夫妻两讨论了半宿,两天后,温自华被拖着乘上了继续北上的火车。他笨拙地解释:“我还有个弟弟,我要去找他!”
夫妻二人并不管不顾,他们不在乎他有什么样的前路,也不允许他回头。
温自华成为了男人口中的“亲戚家的孩子”给送到了他所谓的舅舅家,男人是打算,如果这个孩子也没被挑上,那便直接扔了,正好解决一个包袱,如果还真被挑中了,自家儿子便不用再送过去,老婆那里的矛盾也解决了,还给他舅送了个人情。再者,他带个孩子来这么一趟,怎么都能捞点不菲的路费回去。
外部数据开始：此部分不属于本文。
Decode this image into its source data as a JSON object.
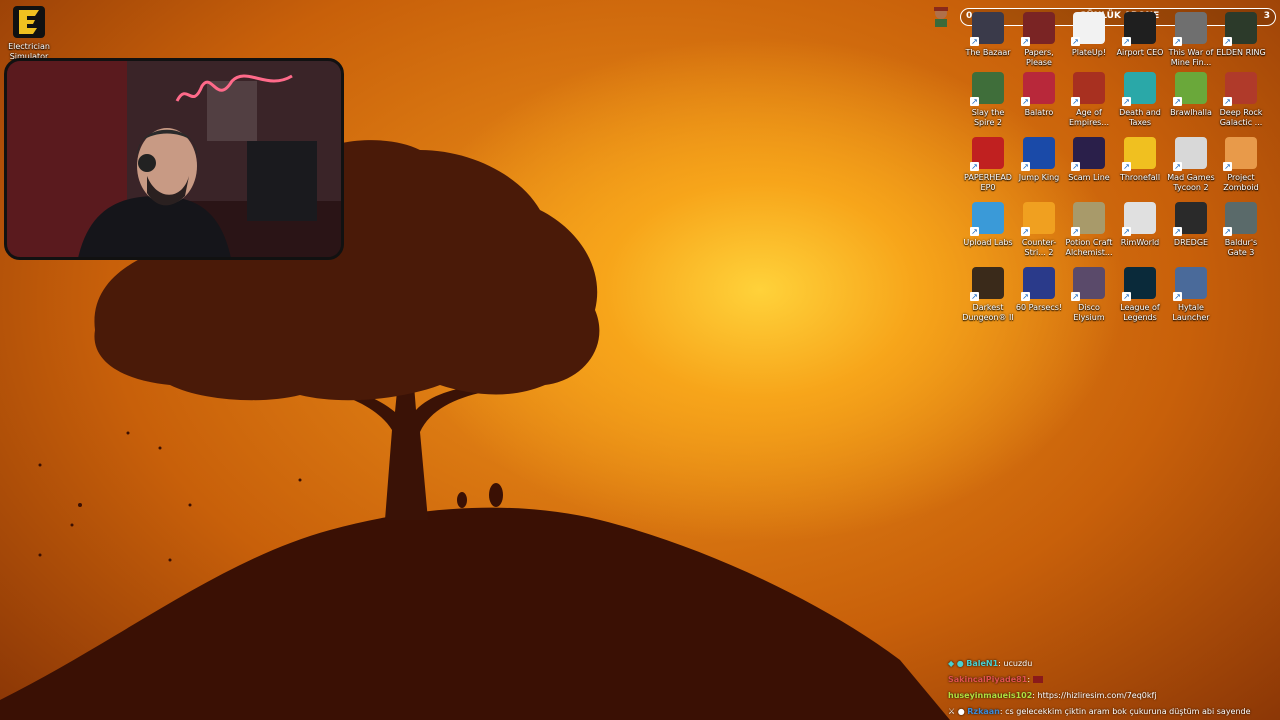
{
  "desktop": {
    "top_left_icon": {
      "label": "Electrician Simulator",
      "icon": "electrician-icon"
    },
    "icons": [
      {
        "label": "The Bazaar",
        "icon": "bazaar-icon",
        "color": "#3a3a4a"
      },
      {
        "label": "Papers, Please",
        "icon": "papers-please-icon",
        "color": "#7a2424"
      },
      {
        "label": "PlateUp!",
        "icon": "plateup-icon",
        "color": "#f2f2f2"
      },
      {
        "label": "Airport CEO",
        "icon": "airport-ceo-icon",
        "color": "#1f1f1f"
      },
      {
        "label": "This War of Mine Fin...",
        "icon": "this-war-of-mine-icon",
        "color": "#6f6f6f"
      },
      {
        "label": "ELDEN RING",
        "icon": "elden-ring-icon",
        "color": "#2c3a2a"
      },
      {
        "label": "Slay the Spire 2",
        "icon": "slay-the-spire-icon",
        "color": "#3f6e3a"
      },
      {
        "label": "Balatro",
        "icon": "balatro-icon",
        "color": "#b8283a"
      },
      {
        "label": "Age of Empires...",
        "icon": "age-of-empires-icon",
        "color": "#a83020"
      },
      {
        "label": "Death and Taxes",
        "icon": "death-and-taxes-icon",
        "color": "#2aa8a8"
      },
      {
        "label": "Brawlhalla",
        "icon": "brawlhalla-icon",
        "color": "#6aa83a"
      },
      {
        "label": "Deep Rock Galactic ...",
        "icon": "deep-rock-galactic-icon",
        "color": "#b03a2a"
      },
      {
        "label": "PAPERHEAD EP0",
        "icon": "paperhead-icon",
        "color": "#c02020"
      },
      {
        "label": "Jump King",
        "icon": "jump-king-icon",
        "color": "#1a4aa8"
      },
      {
        "label": "Scam Line",
        "icon": "scam-line-icon",
        "color": "#2a1f4a"
      },
      {
        "label": "Thronefall",
        "icon": "thronefall-icon",
        "color": "#f0c020"
      },
      {
        "label": "Mad Games Tycoon 2",
        "icon": "mad-games-tycoon-icon",
        "color": "#d8d8d8"
      },
      {
        "label": "Project Zomboid",
        "icon": "project-zomboid-icon",
        "color": "#e89a4a"
      },
      {
        "label": "Upload Labs",
        "icon": "upload-labs-icon",
        "color": "#3a9ad8"
      },
      {
        "label": "Counter-Stri... 2",
        "icon": "counter-strike-icon",
        "color": "#f0a020"
      },
      {
        "label": "Potion Craft Alchemist...",
        "icon": "potion-craft-icon",
        "color": "#a89a6a"
      },
      {
        "label": "RimWorld",
        "icon": "rimworld-icon",
        "color": "#e0e0e0"
      },
      {
        "label": "DREDGE",
        "icon": "dredge-icon",
        "color": "#2a2a2a"
      },
      {
        "label": "Baldur's Gate 3",
        "icon": "baldurs-gate-icon",
        "color": "#5a6a6a"
      },
      {
        "label": "Darkest Dungeon® II",
        "icon": "darkest-dungeon-icon",
        "color": "#3a2a1a"
      },
      {
        "label": "60 Parsecs!",
        "icon": "sixty-parsecs-icon",
        "color": "#2a3a8a"
      },
      {
        "label": "Disco Elysium",
        "icon": "disco-elysium-icon",
        "color": "#5a4a6a"
      },
      {
        "label": "League of Legends",
        "icon": "league-of-legends-icon",
        "color": "#0a2a3a"
      },
      {
        "label": "Hytale Launcher",
        "icon": "hytale-icon",
        "color": "#4a6a9a"
      }
    ]
  },
  "subscriber_goal": {
    "current": "0",
    "label": "GÜNLÜK ABONE",
    "goal": "3",
    "progress": 0
  },
  "chat": [
    {
      "user": "BaleN1",
      "message": "ucuzdu",
      "user_color": "#4ad0d0"
    },
    {
      "user": "SakincalPiyade81",
      "message": "",
      "user_color": "#e05050"
    },
    {
      "user": "huseyinmaueis102",
      "message": "https://hizliresim.com/7eq0kfj",
      "user_color": "#b0e040"
    },
    {
      "user": "Rzkaan",
      "message": "cs gelecekkim çiktin aram bok çukuruna düştüm abi sayende",
      "user_color": "#3a8ad8"
    }
  ],
  "colors": {
    "wallpaper_glow": "#ffd23a",
    "wallpaper_base": "#c96a08"
  }
}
又是某天晚上,又下雪了,高大的宅邸前一排的枯枝上缀满了洁莹的雪花,路灯照一半,月光照一半,像开了一树一树的梨花,可春天哪里就到了?
温自华从来没有见过如此豪华的房子,他只觉得到处都很闪很亮,完全没有灰尘的,像打过蜡的世界,又太滑了,障碍物很多,走一步不小心都要摔倒的。他盯着眼前这只要吃人的大沙发,上面一个两三岁模样的小女孩被一老一小两个佣人半扶着在沙发上蹦跳。又有好几个年轻姑娘打量起他在笑。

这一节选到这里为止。